A single Australasian housing market?

New research is out from Motu looking at whether the major cities in Australasia make up a single housing market, and what that means for housing prices and policies.

Two countries, sixteen cities, five thousand kilometres: How many housing markets?
Ryan Greenaway-McGrevy, Arthur Grimes, Mark Holmes
Motu Working Paper 16-04, March 2016

This paper examines whether the major cities in Australasia make up a single housing market. If there is a single housing market across both countries, then Kiwi and Aussie house prices are primarily being driven by the same forces, rather than by local factors. In addition, a single housing market would imply that macroeconomic policies in the two countries are either run on similar lines or are incapable of independently controlling real house prices, despite both countries running independent monetary and fiscal policies.

The authors define a single housing market as one in which a single stochastic trend describes the long run path of real house prices in all cities. A strong form single housing market occurs when an innovation to the stochastic trend affects house prices across all cities to an equal degree. A weak form occurs when an innovation to the stochastic trend affects house prices in all cities, but not to an equal degree.

The authors found that the 16 city housing markets are characterised by a weak form single housing market. House price shocks are first reflected in the price dynamics of a leading group of Australian cities (including Melbourne, Sydney, Adelaide, Canberra, Brisbane), then flow to a group of follower cities comprising peripheral Australian and major New Zealand cities (Perth, Hobart, Wellington, Auckland, Darwin), and then to a group of cities within New Zealand (Dunedin, Christchurch, Palmerston North, Hastings, Tauranga, Hamilton).

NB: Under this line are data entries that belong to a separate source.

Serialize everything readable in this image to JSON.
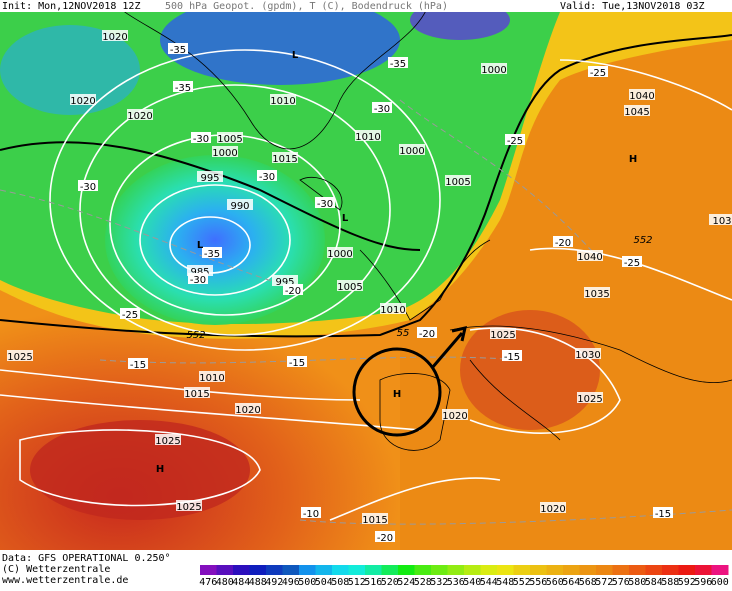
{
  "header": {
    "init": "Init: Mon,12NOV2018 12Z",
    "title": "500 hPa Geopot. (gpdm), T (C), Bodendruck (hPa)",
    "valid": "Valid: Tue,13NOV2018 03Z"
  },
  "footer": {
    "data": "Data: GFS OPERATIONAL 0.250°",
    "copyright": "(C) Wetterzentrale",
    "url": "www.wetterzentrale.de"
  },
  "colorbar": {
    "labels": [
      "476",
      "480",
      "484",
      "488",
      "492",
      "496",
      "500",
      "504",
      "508",
      "512",
      "516",
      "520",
      "524",
      "528",
      "532",
      "536",
      "540",
      "544",
      "548",
      "552",
      "556",
      "560",
      "564",
      "568",
      "572",
      "576",
      "580",
      "584",
      "588",
      "592",
      "596",
      "600"
    ]
  },
  "map": {
    "isobar_labels": [
      "1020",
      "1020",
      "1020",
      "1010",
      "1005",
      "1000",
      "1015",
      "995",
      "990",
      "985",
      "995",
      "1000",
      "1005",
      "1010",
      "1010",
      "1000",
      "1005",
      "1000",
      "1040",
      "1045",
      "1040",
      "1035",
      "1030",
      "1025",
      "1025",
      "1020",
      "1020",
      "1015",
      "1025",
      "1010",
      "1015",
      "1020",
      "1025",
      "1025",
      "103"
    ],
    "temperature_labels": [
      "-35",
      "-35",
      "-30",
      "-30",
      "-30",
      "-30",
      "-35",
      "-25",
      "-25",
      "-20",
      "-25",
      "-30",
      "-35",
      "-30",
      "-20",
      "-25",
      "-20",
      "-15",
      "-15",
      "-15",
      "-10",
      "-20",
      "-15"
    ],
    "pressure_centers": [
      "L",
      "L",
      "L",
      "H",
      "H",
      "H"
    ],
    "contour_labels": [
      "552",
      "552",
      "55"
    ]
  }
}
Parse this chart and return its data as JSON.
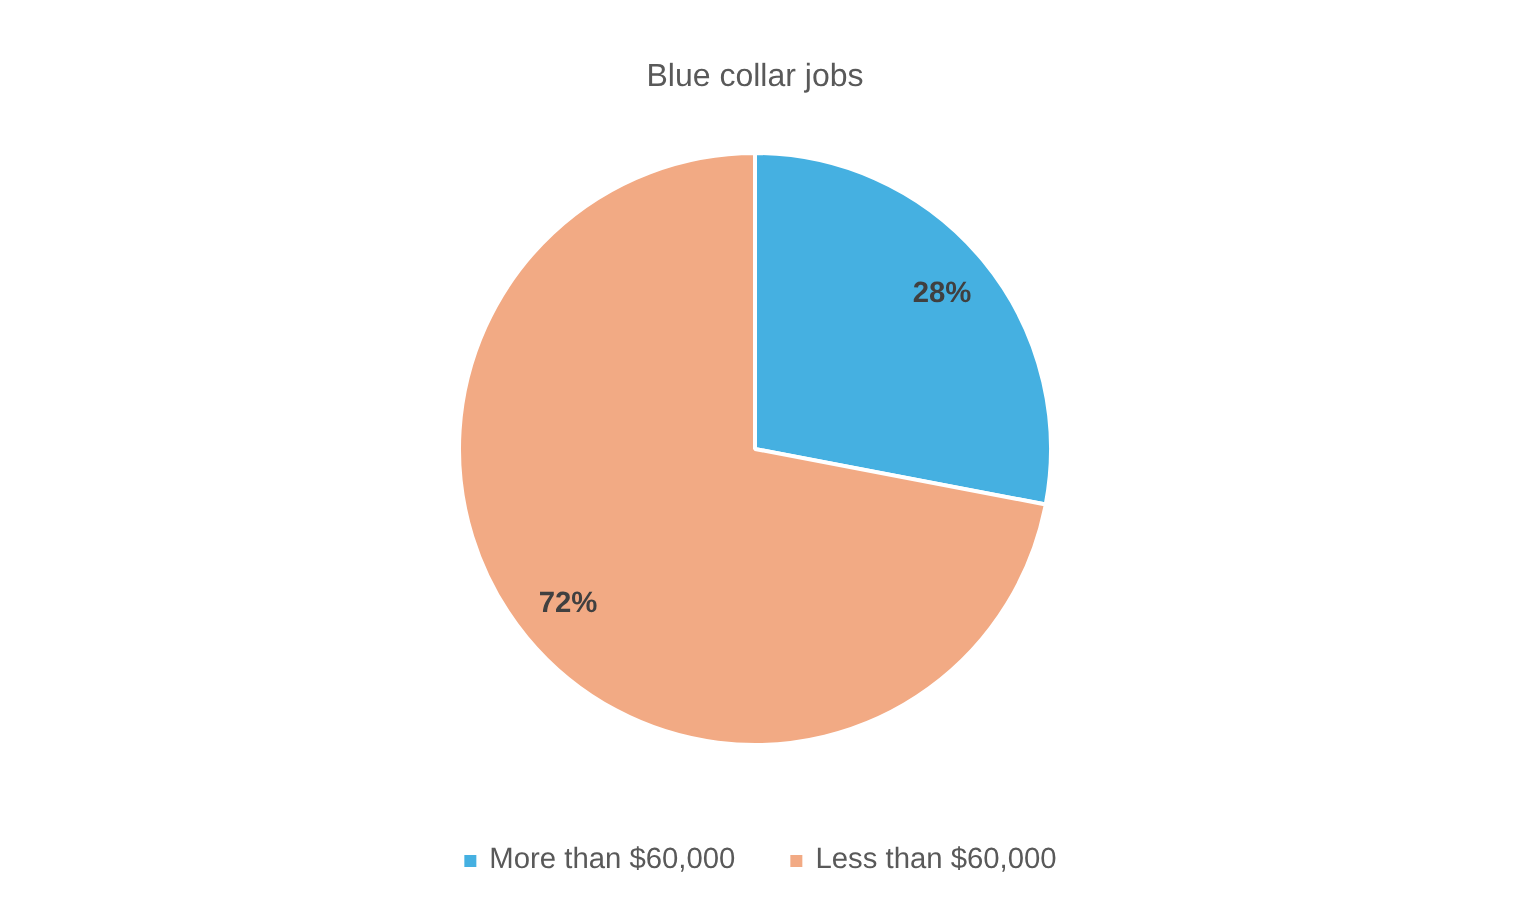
{
  "chart_data": {
    "type": "pie",
    "title": "Blue collar jobs",
    "categories": [
      "More than $60,000",
      "Less than $60,000"
    ],
    "values": [
      28,
      72
    ],
    "colors": [
      "#45b0e1",
      "#f2aa84"
    ],
    "value_labels": [
      "28%",
      "72%"
    ],
    "legend": "bottom"
  }
}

In this weak form of a single housing market, house prices in cities across Australasia will diverge over time, but are influenced by the same long-term factors.

Divergence may be caused by differences in house price responses to land prices, migration responses to house prices or to land price responses to migration flows. The latter may reflect either geographical or planning constraints. These constraints may affect how much land is available and therefore how land prices respond to population flows (i.e. to migration).

The authors found little evidence that the countries’ independent monetary and/or other macro-economic policies have been instrumental in determining long run real house price outcomes in either country.

The MBIE-funded Resilient Urban Futures programme provided financial assistance for this work.